Truck parts tend to be more popular, especially for the Ford F150. She had four calls for an F250 transmission in one January week alone.
Back windows for Ford trucks are a common item. It goes in spurts, she said.
“Then Ranger people will come in, then Blazers, then a whole bunch of people will come in for Taurus, but it always goes back to trucks,” she said.
Repair shops in Long Beach send a lot of business to Ron’s. Auto body repair shops buy a lot of parts as well.
Buying used turn signal lenses, fenders, heater fans and windows offer substantial savings over original equipment manufacturer parts and even aftermarket supplies.
But it’s not just vehicles that pass through the yard.
Artists come in looking for stainless steel and flat sheets of steel, Shivers said.
The yard once took in a surf board with metal postcard racks attached. It came in and went out the same day.
“Old bikes are really popular, running lawnmowers are really popular, go-cart frames — oh yeah,” she said.

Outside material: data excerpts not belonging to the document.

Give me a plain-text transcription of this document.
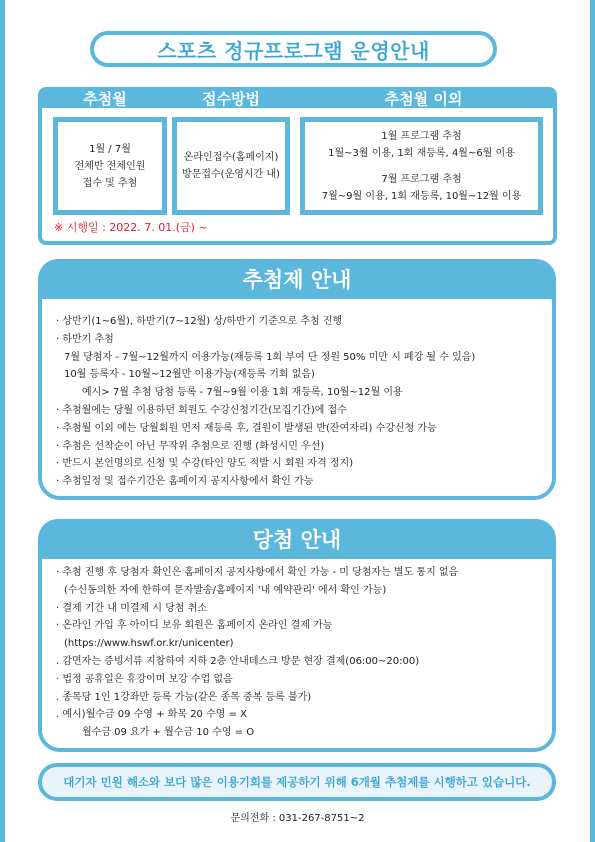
스포츠 정규프로그램 운영안내
추첨월	접수방법	추첨월 이외
1월 / 7월
전체반 전체인원
접수 및 추첨
온라인접수(홈페이지)
방문접수(운영시간 내)
1월 프로그램 추첨
1월~3월 이용, 1회 재등록, 4월~6월 이용
7월 프로그램 추첨
7월~9월 이용, 1회 재등록, 10월~12월 이용
※ 시행일 : 2022. 7. 01.(금) ~
· 상반기(1~6월), 하반기(7~12월) 상/하반기 기준으로 추첨 진행
· 하반기 추첨
7월 당첨자 - 7월~12월까지 이용가능(재등록 1회 부여 단 정원 50% 미만 시 폐강 될 수 있음)
10월 등록자 - 10월~12월만 이용가능(재등록 기회 없음)
예시> 7월 추첨 당첨 등록 - 7월~9월 이용 1회 재등록, 10월~12월 이용
· 추첨월에는 당월 이용하던 회원도 수강신청기간(모집기간)에 접수
· 추첨월 이외 에는 당월회원 먼저 재등록 후, 결원이 발생된 반(잔여자리) 수강신청 가능
· 추첨은 선착순이 아닌 무작위 추첨으로 진행 (화성시민 우선)
· 반드시 본인명의로 신청 및 수강(타인 양도 적발 시 회원 자격 정지)
· 추첨일정 및 접수기간은 홈페이지 공지사항에서 확인 가능
추첨제 안내
· 추첨 진행 후 당첨자 확인은 홈페이지 공지사항에서 확인 가능 - 미 당첨자는 별도 통지 없음
(수신동의한 자에 한하여 문자발송/홈페이지 '내 예약관리' 에서 확인 가능)
· 결제 기간 내 미결제 시 당첨 취소
· 온라인 가입 후 아이디 보유 회원은 홈페이지 온라인 결제 가능
(https://www.hswf.or.kr/unicenter)
. 감면자는 증빙서류 지참하여 지하 2층 안내데스크 방문 현장 결제(06:00~20:00)
· 법정 공휴일은 휴강이며 보강 수업 없음
. 종목당 1인 1강좌만 등록 가능(같은 종목 중복 등록 불가)
. 예시)월수금 09 수영 + 화목 20 수영 = X
월수금 09 요가 + 월수금 10 수영 = O
당첨 안내
대기자 민원 해소와 보다 많은 이용기회를 제공하기 위해 6개월 추첨제를 시행하고 있습니다.
문의전화 : 031-267-8751~2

A boat builder looking for lead ballast stopped by in January. It can all be recycled or re-used.
The company buys and sells metal. Washers and dryers are OK. They’ll take refrigerators but not the compressors — they don’t want the hassle with the Freon refrigerant.
Sometimes people drop off cars just to get rid of them, Shivers said. More often they sell them. Ron’s pays $70 to $85 a ton, depending on how complete the vehicle is.
Whatever the case you must have the title or appropriate paperwork proving ownership.
“Right now prices are really down,” she said.
When she started, Ron’s paid $180 a ton for scrap metal; now they pay $55.When the vehicles have been picked clean of usable parts it’s time to send off the leftover metal.
Metro Metals of Vancouver comes in and picks up the scrap.One of the concerns when Ron’s sought a permit from the county was keeping vehicle fluids under control. The oil, transmission fluid and coolant all end up in recycling bins. A company hauls away the fluids.
“They pay us a little bit for the oil,” she said. “Not much, but it’s better than paying to get rid of it.”
Ron’s also accepts uncontaminated oil from the public, but it doesn’t pay for it.
Lost and found
Money, clothing, CDs, oil and tools are among the items left behind in the vehicles that end up at the wrecking yard. Dryers often contain loose change (but not many socks).
“I got a brand-new car jack, a nice one,” Shivers said. “I was ecstatic about that. It was a floor jack. I put that right in my car before my dad got back…. We’ve found some pretty crazy stuff. No diamond rings, though.”
Room to breathe
Ron’s Recycling owns 7 acres with 2 acres in use.
“We definitely need to expand,” she said. “Hopefully this summer.”
For now they’re stacking the vehicles and business looks good.
“We can pay the bills,” she said. “We get more and more customers for parts every day.”